We use the smaller room as as storage room - spare shoes, suitcases, extra fridge, wine, etc. The larger room has the boiler in it (which is huge as it's oil-fired), and also the washing machine and tumbler dryer. I have washing lines hung from the ceiling so that I can dry washing down there when the weather's rubbish. I find that the heat from the tumble dryer, plus the vent to the outside really help dry clothes out. As a family of 5, I have no idea where I'd dry all our stuff in winter if I didn't have the space! And it really doesn't bug me having to walk downstairs with the washing, as it's all out of the way.

I second the recommendation that you don't need to plasterboard or do much with the floor. Ours has concrete slab floors, and the walls are just painted white with normal cellar/exterior paint. We bough some metal shelving in Ikea and our local B&Q type place to use as storage and it's fine.

MinnieMountain · 21/05/2019 14:35

Is it definitely a cellar? I.e. no natural light?

I'd say storage if so.

liverpoolbell · 21/05/2019 15:11

Hello all - many thanks for your comments and advice.

bumpertobumper - sounds like a great conversion, that's what we initially had in mind! However we have (rather unusually) two fairly good sized bathrooms upstairs so easy to convert one into a 'loo-tility' without wasting a room.

amyboo - storage will definitely come into play - the loft has been converted so not a huge amount of storage space up there. We already have some metal shelving (sounds similar to what you have) which will most likely end up in the cellar (and we may even get more).

Minnie - nope, no natural light.
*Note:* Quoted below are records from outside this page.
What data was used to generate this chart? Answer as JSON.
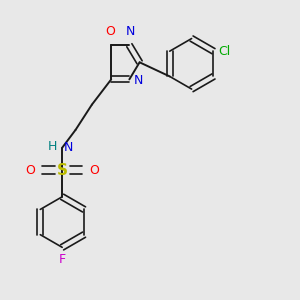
{
  "bg_color": "#e8e8e8",
  "bond_color": "#1a1a1a",
  "atoms": {
    "O_ring": {
      "label": "O",
      "color": "#ff0000"
    },
    "N_ring1": {
      "label": "N",
      "color": "#0000dd"
    },
    "N_ring2": {
      "label": "N",
      "color": "#0000dd"
    },
    "Cl": {
      "label": "Cl",
      "color": "#00aa00"
    },
    "N_amine": {
      "label": "N",
      "color": "#0000dd"
    },
    "H_amine": {
      "label": "H",
      "color": "#008080"
    },
    "S": {
      "label": "S",
      "color": "#bbbb00"
    },
    "O_sulfo1": {
      "label": "O",
      "color": "#ff0000"
    },
    "O_sulfo2": {
      "label": "O",
      "color": "#ff0000"
    },
    "F": {
      "label": "F",
      "color": "#cc00cc"
    }
  }
}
Definitely a cellar!

Thanks for comments! Probably won't bother with the walls and floors - might just replace the hideous fluorescent strip light... Grin

OP posts:
scaryteacher · 21/05/2019 16:05

Amyboo, Depends where you live and when the house was built. The first house was not very cleverly built purely for the rental market in Tervuren.
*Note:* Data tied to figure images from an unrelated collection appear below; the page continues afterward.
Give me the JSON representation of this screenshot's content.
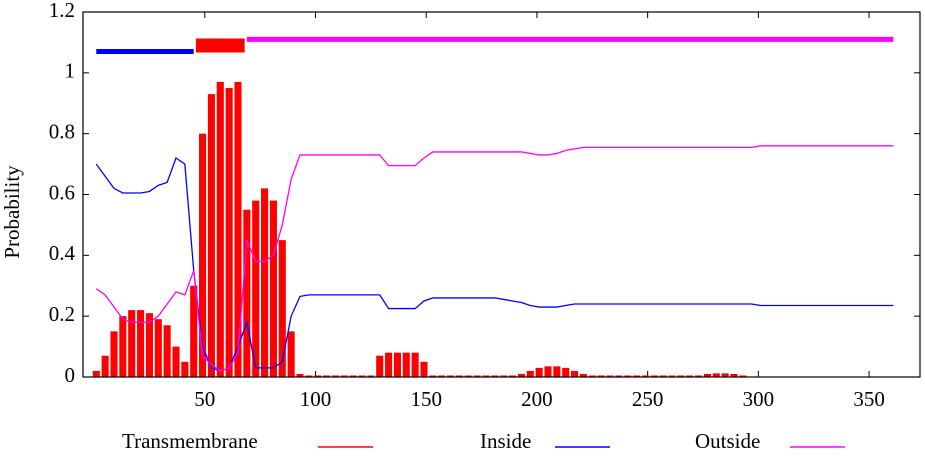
{
  "chart_data": {
    "type": "line",
    "y_label": "Probability",
    "xlim": [
      -5,
      373
    ],
    "ylim": [
      0,
      1.2
    ],
    "xticks": [
      50,
      100,
      150,
      200,
      250,
      300,
      350
    ],
    "yticks": [
      0,
      0.2,
      0.4,
      0.6,
      0.8,
      1,
      1.2
    ],
    "x": [
      1,
      5,
      9,
      13,
      17,
      21,
      25,
      29,
      33,
      37,
      41,
      45,
      49,
      53,
      57,
      61,
      65,
      69,
      73,
      77,
      81,
      85,
      89,
      93,
      97,
      101,
      105,
      109,
      113,
      117,
      121,
      125,
      129,
      133,
      137,
      141,
      145,
      149,
      153,
      157,
      161,
      165,
      169,
      173,
      177,
      181,
      185,
      189,
      193,
      197,
      201,
      205,
      209,
      213,
      217,
      221,
      225,
      229,
      233,
      237,
      241,
      245,
      249,
      253,
      257,
      261,
      265,
      269,
      273,
      277,
      281,
      285,
      289,
      293,
      297,
      301,
      305,
      309,
      313,
      317,
      321,
      325,
      329,
      333,
      337,
      341,
      345,
      349,
      353,
      357,
      361
    ],
    "series": [
      {
        "name": "Transmembrane",
        "type": "bar",
        "color": "#ff0000",
        "values": [
          0.02,
          0.07,
          0.15,
          0.2,
          0.22,
          0.22,
          0.21,
          0.19,
          0.17,
          0.1,
          0.05,
          0.3,
          0.8,
          0.93,
          0.97,
          0.95,
          0.97,
          0.55,
          0.58,
          0.62,
          0.58,
          0.45,
          0.15,
          0.01,
          0.005,
          0.005,
          0.005,
          0.005,
          0.005,
          0.005,
          0.005,
          0.005,
          0.07,
          0.08,
          0.08,
          0.08,
          0.08,
          0.05,
          0.005,
          0.005,
          0.005,
          0.005,
          0.005,
          0.005,
          0.005,
          0.005,
          0.005,
          0.005,
          0.01,
          0.02,
          0.03,
          0.035,
          0.035,
          0.03,
          0.02,
          0.01,
          0.005,
          0.005,
          0.005,
          0.005,
          0.005,
          0.005,
          0.005,
          0.005,
          0.005,
          0.005,
          0.005,
          0.005,
          0.005,
          0.01,
          0.012,
          0.012,
          0.01,
          0.005,
          0,
          0,
          0,
          0,
          0,
          0,
          0,
          0,
          0,
          0,
          0,
          0,
          0,
          0,
          0,
          0,
          0
        ]
      },
      {
        "name": "Inside",
        "type": "line",
        "color": "#0000ff",
        "values": [
          0.7,
          0.66,
          0.62,
          0.605,
          0.605,
          0.605,
          0.61,
          0.63,
          0.64,
          0.72,
          0.7,
          0.35,
          0.1,
          0.03,
          0.02,
          0.03,
          0.1,
          0.18,
          0.03,
          0.03,
          0.03,
          0.05,
          0.2,
          0.265,
          0.27,
          0.27,
          0.27,
          0.27,
          0.27,
          0.27,
          0.27,
          0.27,
          0.27,
          0.225,
          0.225,
          0.225,
          0.225,
          0.25,
          0.26,
          0.26,
          0.26,
          0.26,
          0.26,
          0.26,
          0.26,
          0.26,
          0.255,
          0.25,
          0.245,
          0.235,
          0.23,
          0.23,
          0.23,
          0.235,
          0.24,
          0.24,
          0.24,
          0.24,
          0.24,
          0.24,
          0.24,
          0.24,
          0.24,
          0.24,
          0.24,
          0.24,
          0.24,
          0.24,
          0.24,
          0.24,
          0.24,
          0.24,
          0.24,
          0.24,
          0.24,
          0.235,
          0.235,
          0.235,
          0.235,
          0.235,
          0.235,
          0.235,
          0.235,
          0.235,
          0.235,
          0.235,
          0.235,
          0.235,
          0.235,
          0.235,
          0.235
        ]
      },
      {
        "name": "Outside",
        "type": "line",
        "color": "#ff00ff",
        "values": [
          0.29,
          0.27,
          0.23,
          0.19,
          0.18,
          0.18,
          0.18,
          0.2,
          0.24,
          0.28,
          0.27,
          0.35,
          0.07,
          0.04,
          0.02,
          0.03,
          0.08,
          0.45,
          0.38,
          0.38,
          0.4,
          0.5,
          0.65,
          0.73,
          0.73,
          0.73,
          0.73,
          0.73,
          0.73,
          0.73,
          0.73,
          0.73,
          0.73,
          0.695,
          0.695,
          0.695,
          0.695,
          0.72,
          0.74,
          0.74,
          0.74,
          0.74,
          0.74,
          0.74,
          0.74,
          0.74,
          0.74,
          0.74,
          0.74,
          0.735,
          0.73,
          0.73,
          0.735,
          0.745,
          0.75,
          0.755,
          0.755,
          0.755,
          0.755,
          0.755,
          0.755,
          0.755,
          0.755,
          0.755,
          0.755,
          0.755,
          0.755,
          0.755,
          0.755,
          0.755,
          0.755,
          0.755,
          0.755,
          0.755,
          0.755,
          0.76,
          0.76,
          0.76,
          0.76,
          0.76,
          0.76,
          0.76,
          0.76,
          0.76,
          0.76,
          0.76,
          0.76,
          0.76,
          0.76,
          0.76,
          0.76
        ]
      }
    ],
    "topology": [
      {
        "start": 1,
        "end": 45,
        "level": 1.07,
        "color": "#0000ff"
      },
      {
        "start": 46,
        "end": 68,
        "level": 1.09,
        "color": "#ff0000"
      },
      {
        "start": 69,
        "end": 361,
        "level": 1.11,
        "color": "#ff00ff"
      }
    ]
  }
}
The second was a private home let out whilst the owners were abroad, and the third is a period property which doesn't in any way, shape or form, adhere to modern build standards. I couldn't dry washing in the cellar in any of them, and in the third, the clothes would get covered with dust from the brick barrel arched ceilings!
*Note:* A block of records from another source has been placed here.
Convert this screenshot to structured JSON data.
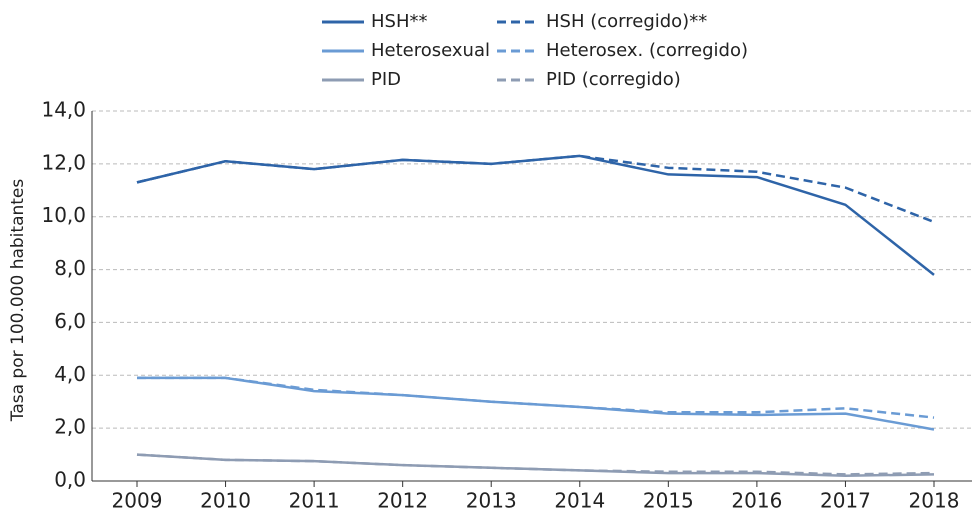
{
  "chart_data": {
    "type": "line",
    "y_label": "Tasa por 100.000 habitantes",
    "categories": [
      "2009",
      "2010",
      "2011",
      "2012",
      "2013",
      "2014",
      "2015",
      "2016",
      "2017",
      "2018"
    ],
    "series": [
      {
        "name": "HSH**",
        "color": "#2e64a8",
        "dashed": false,
        "values": [
          11.3,
          12.1,
          11.8,
          12.15,
          12.0,
          12.3,
          11.6,
          11.5,
          10.45,
          7.8
        ]
      },
      {
        "name": "HSH (corregido)**",
        "color": "#2e64a8",
        "dashed": true,
        "values": [
          11.3,
          12.1,
          11.8,
          12.15,
          12.0,
          12.3,
          11.85,
          11.7,
          11.1,
          9.8
        ]
      },
      {
        "name": "Heterosexual",
        "color": "#6a9bd4",
        "dashed": false,
        "values": [
          3.9,
          3.9,
          3.4,
          3.25,
          3.0,
          2.8,
          2.55,
          2.5,
          2.55,
          1.95
        ]
      },
      {
        "name": "Heterosex. (corregido)",
        "color": "#6a9bd4",
        "dashed": true,
        "values": [
          3.9,
          3.9,
          3.45,
          3.25,
          3.0,
          2.8,
          2.6,
          2.6,
          2.75,
          2.4
        ]
      },
      {
        "name": "PID",
        "color": "#8e9cb3",
        "dashed": false,
        "values": [
          1.0,
          0.8,
          0.75,
          0.6,
          0.5,
          0.4,
          0.3,
          0.3,
          0.2,
          0.25
        ]
      },
      {
        "name": "PID (corregido)",
        "color": "#8e9cb3",
        "dashed": true,
        "values": [
          1.0,
          0.8,
          0.75,
          0.6,
          0.5,
          0.4,
          0.35,
          0.35,
          0.25,
          0.3
        ]
      }
    ],
    "ylim": [
      0,
      14
    ],
    "yticks": [
      {
        "value": 0,
        "label": "0,0"
      },
      {
        "value": 2,
        "label": "2,0"
      },
      {
        "value": 4,
        "label": "4,0"
      },
      {
        "value": 6,
        "label": "6,0"
      },
      {
        "value": 8,
        "label": "8,0"
      },
      {
        "value": 10,
        "label": "10,0"
      },
      {
        "value": 12,
        "label": "12,0"
      },
      {
        "value": 14,
        "label": "14,0"
      }
    ],
    "grid": true
  }
}
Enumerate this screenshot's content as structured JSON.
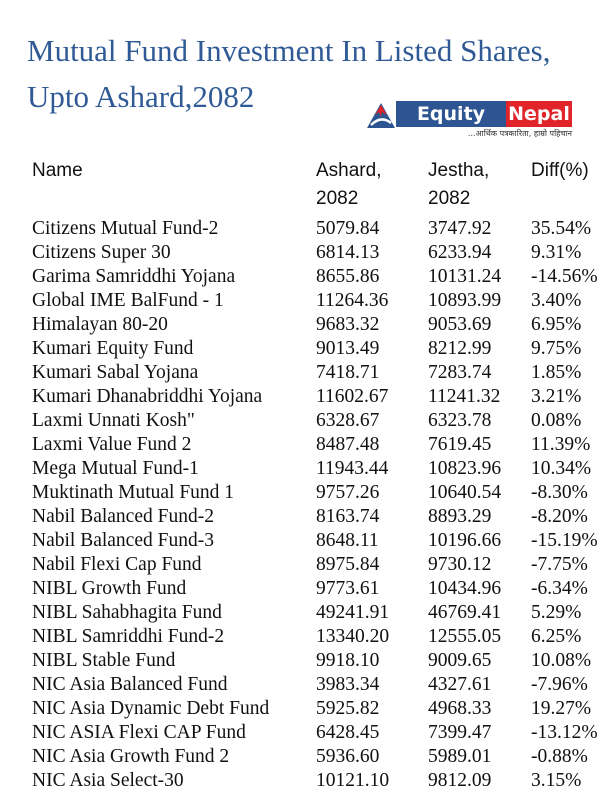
{
  "title": "Mutual Fund Investment In Listed Shares, Upto Ashard,2082",
  "logo": {
    "brand_left": "Equity",
    "brand_right": "Nepal",
    "tagline": "...आर्थिक पत्रकारिता, हाम्रो पहिचान",
    "colors": {
      "blue": "#2c5592",
      "red": "#e0242a"
    }
  },
  "table": {
    "headers": {
      "name": "Name",
      "ashard_line1": "Ashard,",
      "ashard_line2": "2082",
      "jestha_line1": "Jestha,",
      "jestha_line2": "2082",
      "diff": "Diff(%)"
    },
    "rows": [
      [
        "Citizens Mutual Fund-2",
        "5079.84",
        "3747.92",
        "35.54%"
      ],
      [
        "Citizens Super 30",
        "6814.13",
        "6233.94",
        "9.31%"
      ],
      [
        "Garima Samriddhi Yojana",
        "8655.86",
        "10131.24",
        "-14.56%"
      ],
      [
        "Global IME BalFund - 1",
        "11264.36",
        "10893.99",
        "3.40%"
      ],
      [
        "Himalayan 80-20",
        "9683.32",
        "9053.69",
        "6.95%"
      ],
      [
        "Kumari Equity Fund",
        "9013.49",
        "8212.99",
        "9.75%"
      ],
      [
        "Kumari Sabal Yojana",
        "7418.71",
        "7283.74",
        "1.85%"
      ],
      [
        "Kumari Dhanabriddhi Yojana",
        "11602.67",
        "11241.32",
        "3.21%"
      ],
      [
        "Laxmi Unnati Kosh\"",
        "6328.67",
        "6323.78",
        "0.08%"
      ],
      [
        "Laxmi Value Fund 2",
        "8487.48",
        "7619.45",
        "11.39%"
      ],
      [
        "Mega Mutual Fund-1",
        "11943.44",
        "10823.96",
        "10.34%"
      ],
      [
        "Muktinath Mutual Fund 1",
        "9757.26",
        "10640.54",
        "-8.30%"
      ],
      [
        "Nabil Balanced Fund-2",
        "8163.74",
        "8893.29",
        "-8.20%"
      ],
      [
        "Nabil Balanced Fund-3",
        "8648.11",
        "10196.66",
        "-15.19%"
      ],
      [
        "Nabil Flexi Cap Fund",
        "8975.84",
        "9730.12",
        "-7.75%"
      ],
      [
        "NIBL Growth Fund",
        "9773.61",
        "10434.96",
        "-6.34%"
      ],
      [
        "NIBL Sahabhagita Fund",
        "49241.91",
        "46769.41",
        "5.29%"
      ],
      [
        "NIBL Samriddhi Fund-2",
        "13340.20",
        "12555.05",
        "6.25%"
      ],
      [
        "NIBL Stable Fund",
        "9918.10",
        "9009.65",
        "10.08%"
      ],
      [
        "NIC Asia Balanced Fund",
        "3983.34",
        "4327.61",
        "-7.96%"
      ],
      [
        "NIC Asia Dynamic Debt Fund",
        "5925.82",
        "4968.33",
        "19.27%"
      ],
      [
        "NIC ASIA Flexi CAP Fund",
        "6428.45",
        "7399.47",
        "-13.12%"
      ],
      [
        "NIC Asia Growth Fund 2",
        "5936.60",
        "5989.01",
        "-0.88%"
      ],
      [
        "NIC Asia Select-30",
        "10121.10",
        "9812.09",
        "3.15%"
      ]
    ]
  }
}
The cellar in my home in Cornwall gets damp, so we have a dehumidifier running and it is well aired via a massive airbrick over what used to be the hole the coal came through.

Unless they are very competently tanked, damp will get in one way or the other.

I am in contact with the family taking over house #1, as it's still an MOD let, and the cellar is still a problem, even though we regularly flagged it with both the landlord and the SHAPE maintenance team.

OP You might find wooden shelves better than metal ones, as they can rust. We had wooden shelves in all the cellars and they still seem OK.